Dr. Michael Sprague
In Berlin, Germany on January 15, 1933, Pastor Dietrich Bonhoeffer delivered a haunting sermon entitled “Overcoming Fear.” He started this way:
“Let’s say there is a ship on the high sea, having a fierce struggle with the waves. The storm wind is blowing harder by the minute. The boat is small, tossed about like a toy; the sky is dark; the sailors’ strength is failing. Then one of them is gripped by … whom? what? … he cannot tell himself. But someone is there in the boat who wasn’t in the boat before …. suddenly he can no longer see or hear anything, can no longer row, a wave overwhelms him, and in desperation he shrieks: ‘Stranger in the boat, who are you?’ And the other answers, ‘I am Fear…all hope is lost, Fear is in the boat.'”
The German people could all relate.

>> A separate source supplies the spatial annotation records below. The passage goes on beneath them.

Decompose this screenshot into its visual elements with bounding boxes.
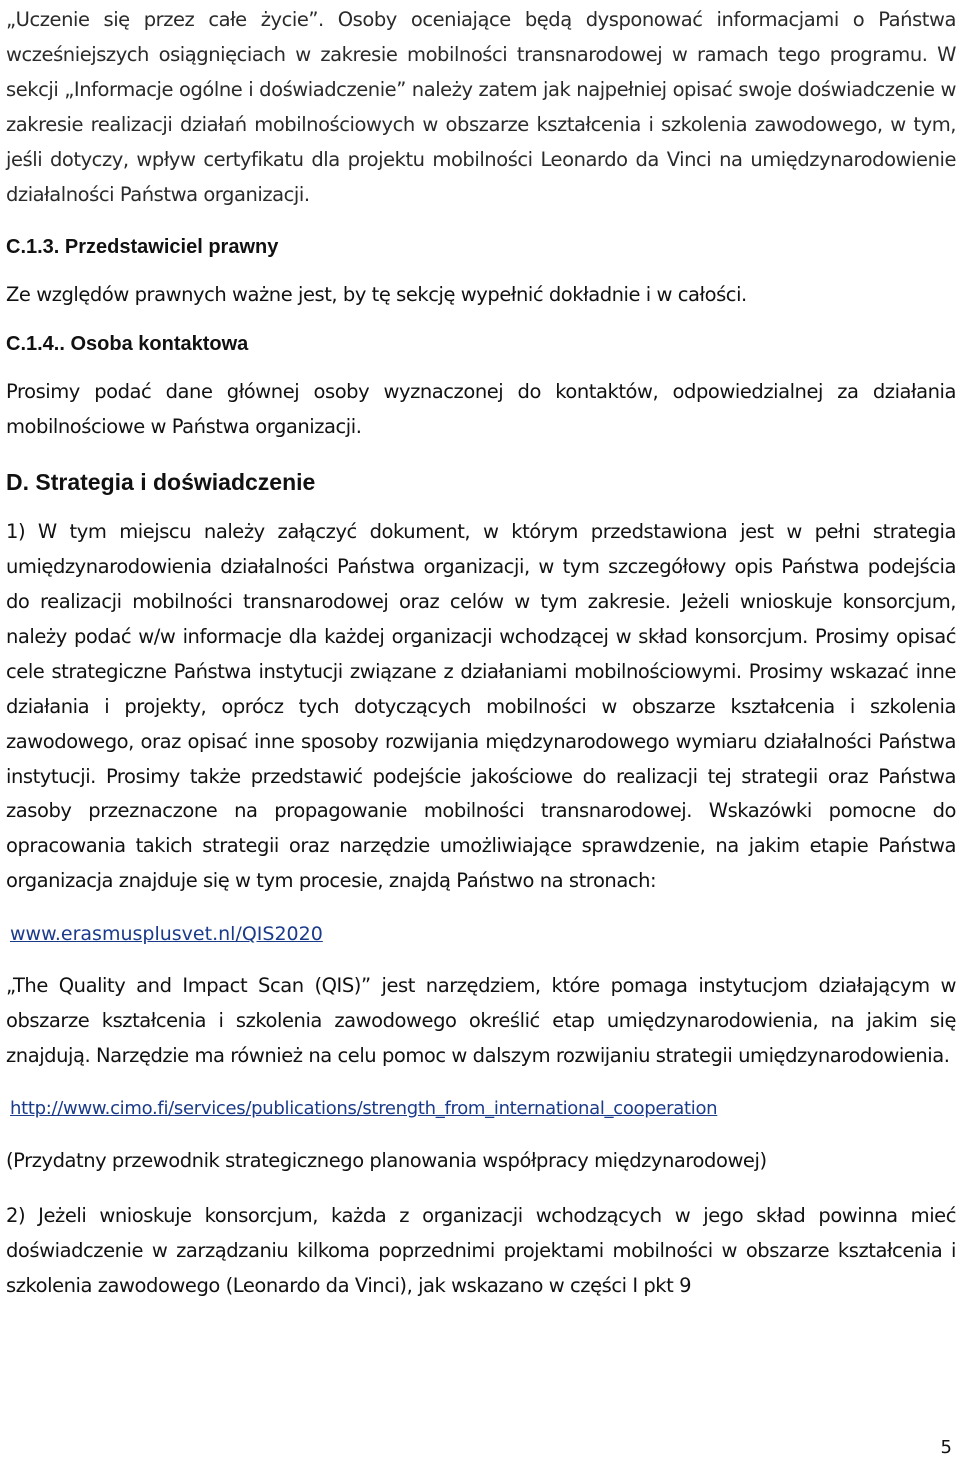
- qis-description: „The Quality and Impact Scan (QIS)” jest narzędziem, które pomaga instytucjom działającym w obszarze kształcenia i szkolenia zawodowego określić etap umiędzynarodowienia, na jakim się znajdują. Narzędzie ma również na celu pomoc w dalszym rozwijaniu strategii umiędzynarodowienia.: [6, 974, 956, 1067]
- section-c13-heading: C.1.3. Przedstawiciel prawny: [6, 236, 279, 259]
- intro-paragraph: „Uczenie się przez całe życie”. Osoby oceniające będą dysponować informacjami o Państwa wcześniejszych osiągnięciach w zakresie mobilności transnarodowej w ramach tego programu. W sekcji „Informacje ogólne i doświadczenie” należy zatem jak najpełniej opisać swoje doświadczenie w zakresie realizacji działań mobilnościowych w obszarze kształcenia i szkolenia zawodowego, w tym, jeśli dotyczy, wpływ certyfikatu dla projektu mobilności Leonardo da Vinci na umiędzynarodowienie działalności Państwa organizacji.: [6, 8, 956, 206]
- section-c13-text: Ze względów prawnych ważne jest, by tę sekcję wypełnić dokładnie i w całości.: [6, 283, 747, 307]
- section-c14-text: Prosimy podać dane głównej osoby wyznaczonej do kontaktów, odpowiedzialnej za działania mobilnościowe w Państwa organizacji.: [6, 380, 956, 439]
- document-page: [6, 0, 956, 1303]
- guide-note: (Przydatny przewodnik strategicznego planowania współpracy międzynarodowej): [6, 1148, 767, 1172]
- section-d-paragraph-2: 2) Jeżeli wnioskuje konsorcjum, każda z organizacji wchodzących w jego skład powinna mieć doświadczenie w zarządzaniu kilkoma poprzednimi projektami mobilności w obszarze kształcenia i szkolenia zawodowego (Leonardo da Vinci), jak wskazano w części I pkt 9: [6, 1203, 956, 1297]
- cimo-link[interactable]: http://www.cimo.fi/services/publications/strength_from_international_cooperation: [10, 1097, 718, 1119]
- qis-link[interactable]: www.erasmusplusvet.nl/QIS2020: [10, 923, 323, 946]
- section-c14-heading: C.1.4.. Osoba kontaktowa: [6, 333, 249, 356]
- page-number: 5: [940, 1437, 952, 1458]
- section-d-heading: D. Strategia i doświadczenie: [6, 469, 316, 496]
- section-d-paragraph-1: 1) W tym miejscu należy załączyć dokument, w którym przedstawiona jest w pełni strategia umiędzynarodowienia działalności Państwa organizacji, w tym szczegółowy opis Państwa podejścia do realizacji mobilności transnarodowej oraz celów w tym zakresie. Jeżeli wnioskuje konsorcjum, należy podać w/w informacje dla każdej organizacji wchodzącej w skład konsorcjum. Prosimy opisać cele strategiczne Państwa instytucji związane z działaniami mobilnościowymi. Prosimy wskazać inne działania i projekty, oprócz tych dotyczących mobilności w obszarze kształcenia i szkolenia zawodowego, oraz opisać inne sposoby rozwijania międzynarodowego wymiaru działalności Państwa instytucji. Prosimy także przedstawić podejście jakościowe do realizacji tej strategii oraz Państwa zasoby przeznaczone na propagowanie mobilności transnarodowej. Wskazówki pomocne do opracowania takich strategii oraz narzędzie umożliwiające sprawdzenie, na jakim etapie Państwa organizacja znajduje się w tym procesie, znajdą Państwo na stronach:: [6, 520, 956, 893]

Germany was in turmoil. The devastation from Germany’s defeat in WWI lingered. The economy struggled and the unemployed reached 6 million. The nation lacked stability, confidence and leadership. The fear of communism and extremism was everywhere. Germans lived in FEAR. Fear was in the boat. Fear was in the church. Who would the people look to for help?

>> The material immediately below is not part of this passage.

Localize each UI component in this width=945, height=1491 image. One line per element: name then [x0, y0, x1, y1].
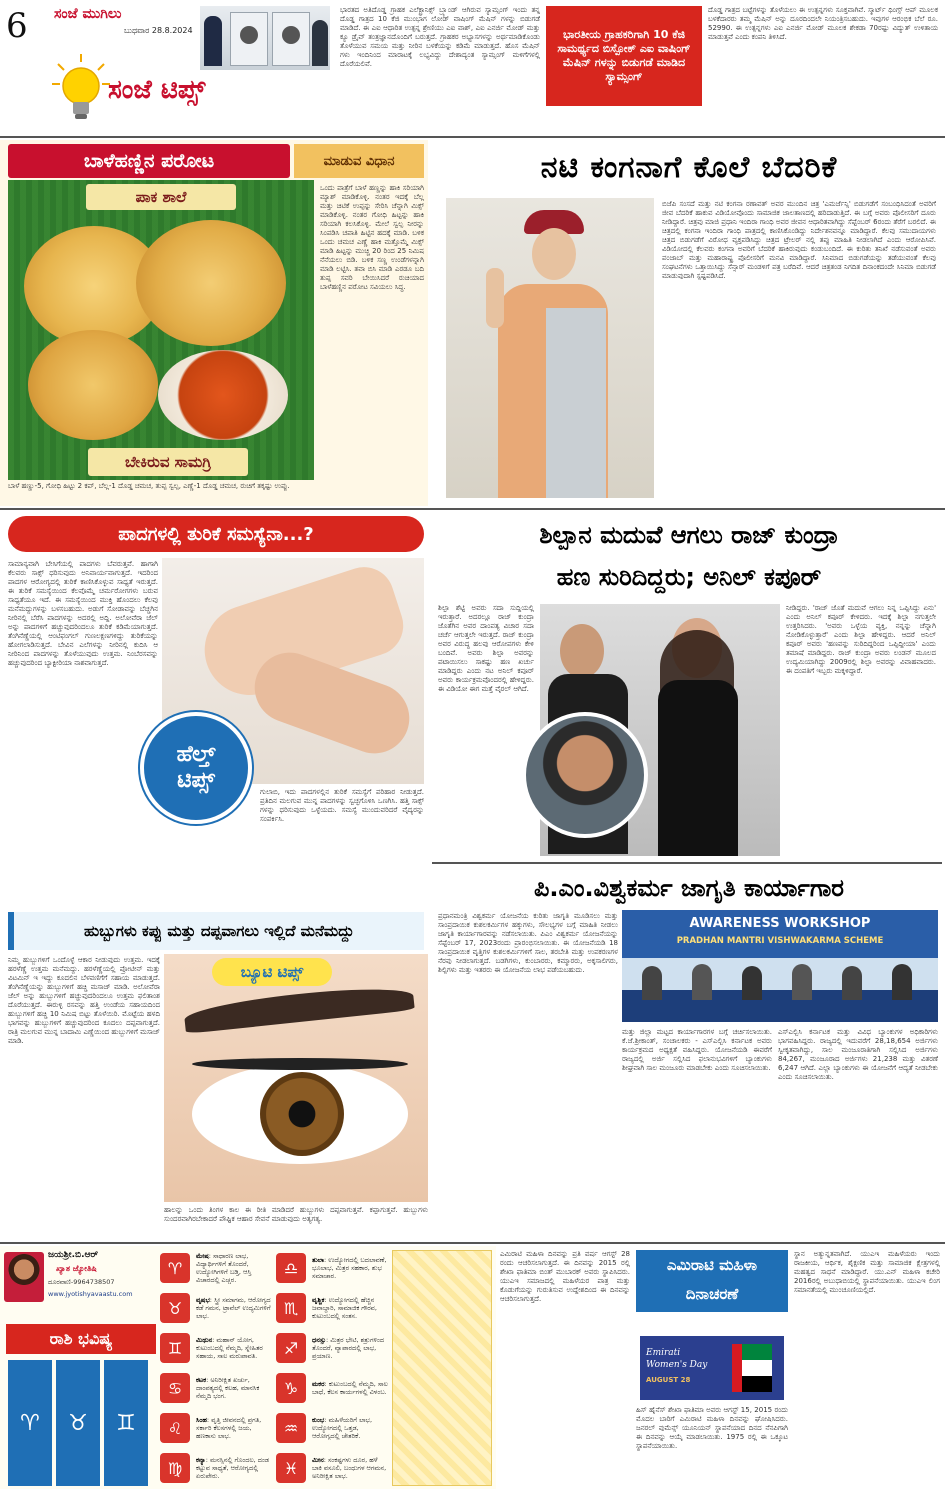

The choice was made by the vast numbers of countrymen and churchgoers 15 days after Bonhoeffer’s sermon as they chose Adolf Hitler as their next Chancellor. Hitler exploited the dire situation, paralyzing fear with strength of personality, a persuasive tongue and a promise to make Germany great again. In essence, he asked the people to pick a savior: himself. As Bonhoeffer warned, fear drove Germans to division, pain, hopelessness and desperation.